Let $X$ be a normed space, $\bar{x} \in X,$ and $f: X\to \Bbb R$ be a convex functional that is continuous at $\bar{x}.$ It is well known that in this case, $\partial f(\bar{x})$ is nonempty and $w^*$- compact. In particular, if $X$ is Banach, it follows that $\partial f(\bar{x})$ is (dual norm) bounded as a consequence of the Uniform Boundedness Theorem. Hence the question:
Does there exists a normed space $X,$ a point $\bar{x}\in X,$ and a convex functional $f: X \to \Bbb R$ continuous at $\bar{x}$ such that $\partial f(\bar{x})$ is (dual norm) unbounded??
Of course, if it exists, $X$ cannot be Banach.
It is always bounded in this case.
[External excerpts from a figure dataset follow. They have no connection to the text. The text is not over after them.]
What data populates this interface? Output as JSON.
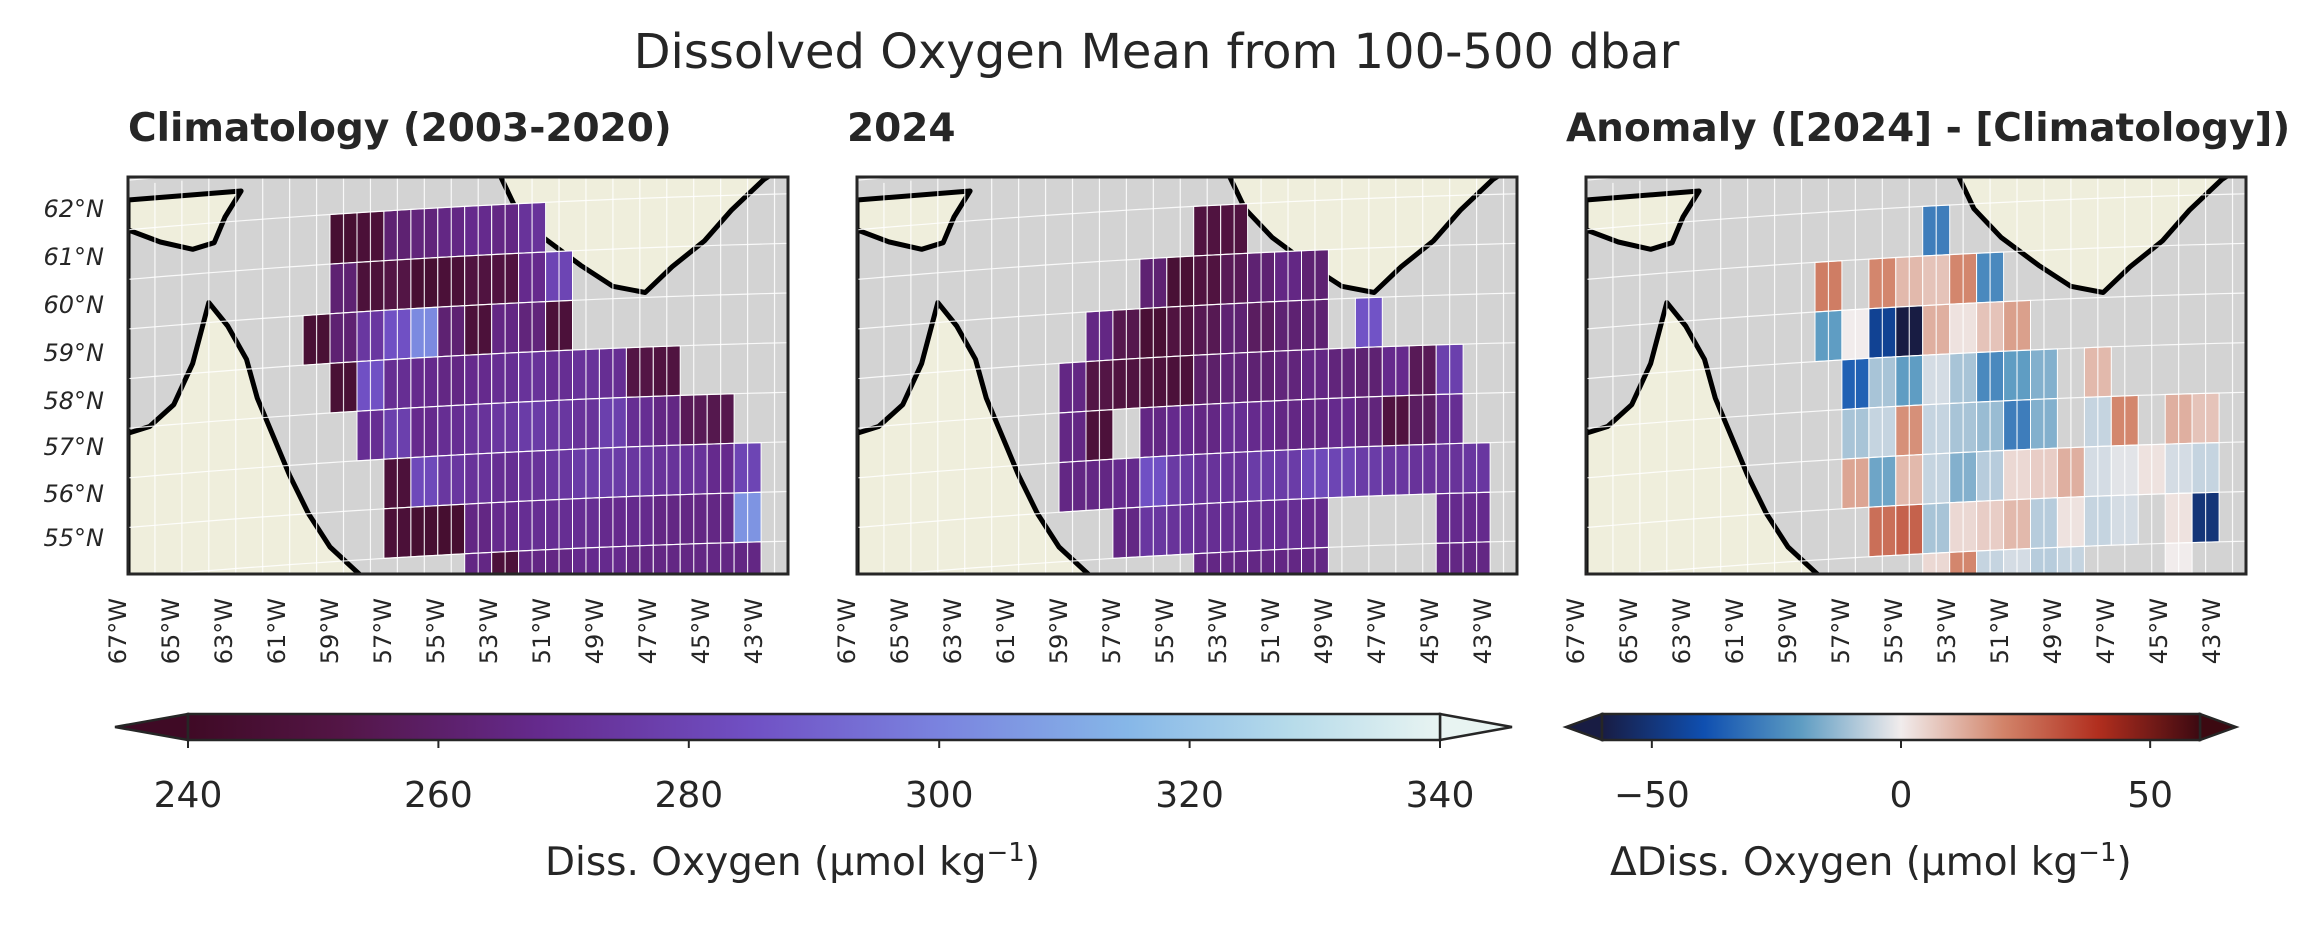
{
  "title": "Dissolved Oxygen Mean from 100-500 dbar",
  "panels": [
    {
      "title": "Climatology (2003-2020)",
      "colormap": "oxy"
    },
    {
      "title": "2024",
      "colormap": "oxy"
    },
    {
      "title": "Anomaly ([2024] - [Climatology])",
      "colormap": "balance"
    }
  ],
  "lat_ticks": [
    "62°N",
    "61°N",
    "60°N",
    "59°N",
    "58°N",
    "57°N",
    "56°N",
    "55°N"
  ],
  "lon_ticks": [
    "67°W",
    "65°W",
    "63°W",
    "61°W",
    "59°W",
    "57°W",
    "55°W",
    "53°W",
    "51°W",
    "49°W",
    "47°W",
    "45°W",
    "43°W"
  ],
  "colorbars": [
    {
      "label_main": "Diss. Oxygen (μmol kg",
      "label_sup": "−1",
      "label_end": ")",
      "ticks": [
        "240",
        "260",
        "280",
        "300",
        "320",
        "340"
      ],
      "range": [
        240,
        340
      ]
    },
    {
      "label_main": "ΔDiss. Oxygen (μmol kg",
      "label_sup": "−1",
      "label_end": ")",
      "ticks": [
        "−50",
        "0",
        "50"
      ],
      "range": [
        -60,
        60
      ]
    }
  ],
  "colors": {
    "land": "#efeedc",
    "ocean": "#d3d3d3",
    "coast": "#000000",
    "frame": "#262626",
    "grid": "#ffffff"
  },
  "chart_data": [
    {
      "type": "heatmap",
      "title": "Climatology (2003-2020)",
      "xlabel": "",
      "ylabel": "",
      "xlim": [
        -67,
        -42.5
      ],
      "ylim": [
        54.6,
        62.6
      ],
      "cell_size_deg": [
        1,
        1
      ],
      "cells": [
        [
          -59,
          61.5,
          245
        ],
        [
          -58,
          61.5,
          247
        ],
        [
          -57,
          61.5,
          262
        ],
        [
          -56,
          61.5,
          264
        ],
        [
          -55,
          61.5,
          266
        ],
        [
          -54,
          61.5,
          268
        ],
        [
          -53,
          61.5,
          266
        ],
        [
          -52,
          61.5,
          272
        ],
        [
          -59,
          60.5,
          262
        ],
        [
          -58,
          60.5,
          248
        ],
        [
          -57,
          60.5,
          252
        ],
        [
          -56,
          60.5,
          245
        ],
        [
          -55,
          60.5,
          247
        ],
        [
          -54,
          60.5,
          250
        ],
        [
          -53,
          60.5,
          250
        ],
        [
          -52,
          60.5,
          268
        ],
        [
          -51,
          60.5,
          280
        ],
        [
          -60,
          59.5,
          246
        ],
        [
          -59,
          59.5,
          262
        ],
        [
          -58,
          59.5,
          274
        ],
        [
          -57,
          59.5,
          285
        ],
        [
          -56,
          59.5,
          302
        ],
        [
          -55,
          59.5,
          262
        ],
        [
          -54,
          59.5,
          248
        ],
        [
          -53,
          59.5,
          266
        ],
        [
          -52,
          59.5,
          264
        ],
        [
          -51,
          59.5,
          248
        ],
        [
          -59,
          58.5,
          246
        ],
        [
          -58,
          58.5,
          285
        ],
        [
          -57,
          58.5,
          270
        ],
        [
          -56,
          58.5,
          268
        ],
        [
          -55,
          58.5,
          266
        ],
        [
          -54,
          58.5,
          268
        ],
        [
          -53,
          58.5,
          270
        ],
        [
          -52,
          58.5,
          272
        ],
        [
          -51,
          58.5,
          270
        ],
        [
          -50,
          58.5,
          272
        ],
        [
          -49,
          58.5,
          270
        ],
        [
          -48,
          58.5,
          252
        ],
        [
          -47,
          58.5,
          250
        ],
        [
          -58,
          57.5,
          270
        ],
        [
          -57,
          57.5,
          278
        ],
        [
          -56,
          57.5,
          268
        ],
        [
          -55,
          57.5,
          270
        ],
        [
          -54,
          57.5,
          272
        ],
        [
          -53,
          57.5,
          274
        ],
        [
          -52,
          57.5,
          276
        ],
        [
          -51,
          57.5,
          274
        ],
        [
          -50,
          57.5,
          272
        ],
        [
          -49,
          57.5,
          278
        ],
        [
          -48,
          57.5,
          270
        ],
        [
          -47,
          57.5,
          266
        ],
        [
          -46,
          57.5,
          256
        ],
        [
          -45,
          57.5,
          254
        ],
        [
          -57,
          56.5,
          248
        ],
        [
          -56,
          56.5,
          282
        ],
        [
          -55,
          56.5,
          274
        ],
        [
          -54,
          56.5,
          272
        ],
        [
          -53,
          56.5,
          270
        ],
        [
          -52,
          56.5,
          272
        ],
        [
          -51,
          56.5,
          274
        ],
        [
          -50,
          56.5,
          276
        ],
        [
          -49,
          56.5,
          276
        ],
        [
          -48,
          56.5,
          274
        ],
        [
          -47,
          56.5,
          272
        ],
        [
          -46,
          56.5,
          272
        ],
        [
          -45,
          56.5,
          268
        ],
        [
          -44,
          56.5,
          280
        ],
        [
          -57,
          55.5,
          247
        ],
        [
          -56,
          55.5,
          245
        ],
        [
          -55,
          55.5,
          244
        ],
        [
          -54,
          55.5,
          266
        ],
        [
          -53,
          55.5,
          268
        ],
        [
          -52,
          55.5,
          270
        ],
        [
          -51,
          55.5,
          270
        ],
        [
          -50,
          55.5,
          270
        ],
        [
          -49,
          55.5,
          268
        ],
        [
          -48,
          55.5,
          268
        ],
        [
          -47,
          55.5,
          266
        ],
        [
          -46,
          55.5,
          266
        ],
        [
          -45,
          55.5,
          266
        ],
        [
          -44,
          55.5,
          305
        ],
        [
          -54,
          54.5,
          266
        ],
        [
          -53,
          54.5,
          248
        ],
        [
          -52,
          54.5,
          266
        ],
        [
          -51,
          54.5,
          266
        ],
        [
          -50,
          54.5,
          268
        ],
        [
          -49,
          54.5,
          268
        ],
        [
          -48,
          54.5,
          266
        ],
        [
          -47,
          54.5,
          266
        ],
        [
          -46,
          54.5,
          266
        ],
        [
          -45,
          54.5,
          266
        ],
        [
          -44,
          54.5,
          266
        ]
      ]
    },
    {
      "type": "heatmap",
      "title": "2024",
      "xlabel": "",
      "ylabel": "",
      "xlim": [
        -67,
        -42.5
      ],
      "ylim": [
        54.6,
        62.6
      ],
      "cell_size_deg": [
        1,
        1
      ],
      "cells": [
        [
          -54,
          61.5,
          250
        ],
        [
          -53,
          61.5,
          250
        ],
        [
          -56,
          60.5,
          262
        ],
        [
          -55,
          60.5,
          246
        ],
        [
          -54,
          60.5,
          250
        ],
        [
          -53,
          60.5,
          256
        ],
        [
          -52,
          60.5,
          262
        ],
        [
          -51,
          60.5,
          266
        ],
        [
          -50,
          60.5,
          262
        ],
        [
          -58,
          59.5,
          266
        ],
        [
          -57,
          59.5,
          254
        ],
        [
          -56,
          59.5,
          246
        ],
        [
          -55,
          59.5,
          250
        ],
        [
          -54,
          59.5,
          255
        ],
        [
          -53,
          59.5,
          262
        ],
        [
          -52,
          59.5,
          258
        ],
        [
          -51,
          59.5,
          262
        ],
        [
          -50,
          59.5,
          262
        ],
        [
          -48,
          59.5,
          286
        ],
        [
          -59,
          58.5,
          266
        ],
        [
          -58,
          58.5,
          252
        ],
        [
          -57,
          58.5,
          250
        ],
        [
          -56,
          58.5,
          249
        ],
        [
          -55,
          58.5,
          248
        ],
        [
          -54,
          58.5,
          260
        ],
        [
          -53,
          58.5,
          264
        ],
        [
          -52,
          58.5,
          262
        ],
        [
          -51,
          58.5,
          264
        ],
        [
          -50,
          58.5,
          266
        ],
        [
          -49,
          58.5,
          264
        ],
        [
          -48,
          58.5,
          262
        ],
        [
          -47,
          58.5,
          268
        ],
        [
          -46,
          58.5,
          256
        ],
        [
          -45,
          58.5,
          278
        ],
        [
          -59,
          57.5,
          266
        ],
        [
          -58,
          57.5,
          248
        ],
        [
          -56,
          57.5,
          266
        ],
        [
          -55,
          57.5,
          268
        ],
        [
          -54,
          57.5,
          266
        ],
        [
          -53,
          57.5,
          270
        ],
        [
          -52,
          57.5,
          268
        ],
        [
          -51,
          57.5,
          266
        ],
        [
          -50,
          57.5,
          266
        ],
        [
          -49,
          57.5,
          268
        ],
        [
          -48,
          57.5,
          264
        ],
        [
          -47,
          57.5,
          250
        ],
        [
          -46,
          57.5,
          258
        ],
        [
          -45,
          57.5,
          270
        ],
        [
          -59,
          56.5,
          266
        ],
        [
          -58,
          56.5,
          266
        ],
        [
          -57,
          56.5,
          268
        ],
        [
          -56,
          56.5,
          285
        ],
        [
          -55,
          56.5,
          275
        ],
        [
          -54,
          56.5,
          272
        ],
        [
          -53,
          56.5,
          272
        ],
        [
          -52,
          56.5,
          276
        ],
        [
          -51,
          56.5,
          276
        ],
        [
          -50,
          56.5,
          282
        ],
        [
          -49,
          56.5,
          280
        ],
        [
          -48,
          56.5,
          276
        ],
        [
          -47,
          56.5,
          274
        ],
        [
          -46,
          56.5,
          272
        ],
        [
          -45,
          56.5,
          272
        ],
        [
          -44,
          56.5,
          274
        ],
        [
          -57,
          55.5,
          266
        ],
        [
          -56,
          55.5,
          274
        ],
        [
          -55,
          55.5,
          272
        ],
        [
          -54,
          55.5,
          270
        ],
        [
          -53,
          55.5,
          270
        ],
        [
          -52,
          55.5,
          270
        ],
        [
          -51,
          55.5,
          270
        ],
        [
          -50,
          55.5,
          268
        ],
        [
          -45,
          55.5,
          268
        ],
        [
          -44,
          55.5,
          268
        ],
        [
          -54,
          54.5,
          266
        ],
        [
          -53,
          54.5,
          266
        ],
        [
          -52,
          54.5,
          266
        ],
        [
          -51,
          54.5,
          266
        ],
        [
          -50,
          54.5,
          266
        ],
        [
          -45,
          54.5,
          266
        ],
        [
          -44,
          54.5,
          266
        ]
      ]
    },
    {
      "type": "heatmap",
      "title": "Anomaly ([2024] - [Climatology])",
      "xlabel": "",
      "ylabel": "",
      "xlim": [
        -67,
        -42.5
      ],
      "ylim": [
        54.6,
        62.6
      ],
      "cell_size_deg": [
        1,
        1
      ],
      "cells": [
        [
          -54,
          61.5,
          -28
        ],
        [
          -58,
          60.5,
          22
        ],
        [
          -56,
          60.5,
          20
        ],
        [
          -55,
          60.5,
          10
        ],
        [
          -54,
          60.5,
          8
        ],
        [
          -53,
          60.5,
          20
        ],
        [
          -52,
          60.5,
          -25
        ],
        [
          -58,
          59.5,
          -20
        ],
        [
          -57,
          59.5,
          0
        ],
        [
          -56,
          59.5,
          -45
        ],
        [
          -55,
          59.5,
          -60
        ],
        [
          -54,
          59.5,
          12
        ],
        [
          -53,
          59.5,
          2
        ],
        [
          -52,
          59.5,
          8
        ],
        [
          -51,
          59.5,
          15
        ],
        [
          -57,
          58.5,
          -35
        ],
        [
          -56,
          58.5,
          -10
        ],
        [
          -55,
          58.5,
          -20
        ],
        [
          -54,
          58.5,
          -4
        ],
        [
          -53,
          58.5,
          -10
        ],
        [
          -52,
          58.5,
          -25
        ],
        [
          -51,
          58.5,
          -20
        ],
        [
          -50,
          58.5,
          -15
        ],
        [
          -48,
          58.5,
          10
        ],
        [
          -57,
          57.5,
          -10
        ],
        [
          -56,
          57.5,
          -6
        ],
        [
          -55,
          57.5,
          18
        ],
        [
          -54,
          57.5,
          -6
        ],
        [
          -53,
          57.5,
          -10
        ],
        [
          -52,
          57.5,
          -12
        ],
        [
          -51,
          57.5,
          -28
        ],
        [
          -50,
          57.5,
          -15
        ],
        [
          -48,
          57.5,
          -6
        ],
        [
          -47,
          57.5,
          20
        ],
        [
          -45,
          57.5,
          12
        ],
        [
          -44,
          57.5,
          8
        ],
        [
          -57,
          56.5,
          14
        ],
        [
          -56,
          56.5,
          -18
        ],
        [
          -55,
          56.5,
          10
        ],
        [
          -54,
          56.5,
          -6
        ],
        [
          -53,
          56.5,
          -15
        ],
        [
          -52,
          56.5,
          -8
        ],
        [
          -51,
          56.5,
          4
        ],
        [
          -50,
          56.5,
          6
        ],
        [
          -49,
          56.5,
          12
        ],
        [
          -48,
          56.5,
          -4
        ],
        [
          -47,
          56.5,
          -2
        ],
        [
          -46,
          56.5,
          2
        ],
        [
          -45,
          56.5,
          -4
        ],
        [
          -44,
          56.5,
          -6
        ],
        [
          -56,
          55.5,
          25
        ],
        [
          -55,
          55.5,
          28
        ],
        [
          -54,
          55.5,
          -10
        ],
        [
          -53,
          55.5,
          4
        ],
        [
          -52,
          55.5,
          6
        ],
        [
          -51,
          55.5,
          10
        ],
        [
          -50,
          55.5,
          -8
        ],
        [
          -49,
          55.5,
          2
        ],
        [
          -48,
          55.5,
          -6
        ],
        [
          -47,
          55.5,
          -4
        ],
        [
          -45,
          55.5,
          2
        ],
        [
          -44,
          55.5,
          -50
        ],
        [
          -54,
          54.5,
          4
        ],
        [
          -53,
          54.5,
          20
        ],
        [
          -52,
          54.5,
          -6
        ],
        [
          -51,
          54.5,
          -4
        ],
        [
          -50,
          54.5,
          -8
        ],
        [
          -49,
          54.5,
          -6
        ],
        [
          -45,
          54.5,
          0
        ]
      ]
    }
  ]
}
If you want an unbounded subgradient then you need a function that is not continuous at $\bar x$.
If $f$ is continuous at $\bar x$, there exists a $\delta>0$ such that $f(\bar x+y)<f(\bar x)+1$ for all $y$ with $\|y\| < \delta$.
Let $\xi\in\partial f(\bar x)$ be given. Then we have $$ \|\xi\| = \delta^{-1}\sup_{\|y\|<\delta} \xi(y) \leq \delta^{-1}\sup_{\|y\|<\delta} (f(\bar x+y)-f(\bar x)) \leq \delta^{-1} 1 = \delta^{-1}. $$ Therefore $\partial f(\bar x)$ is bounded.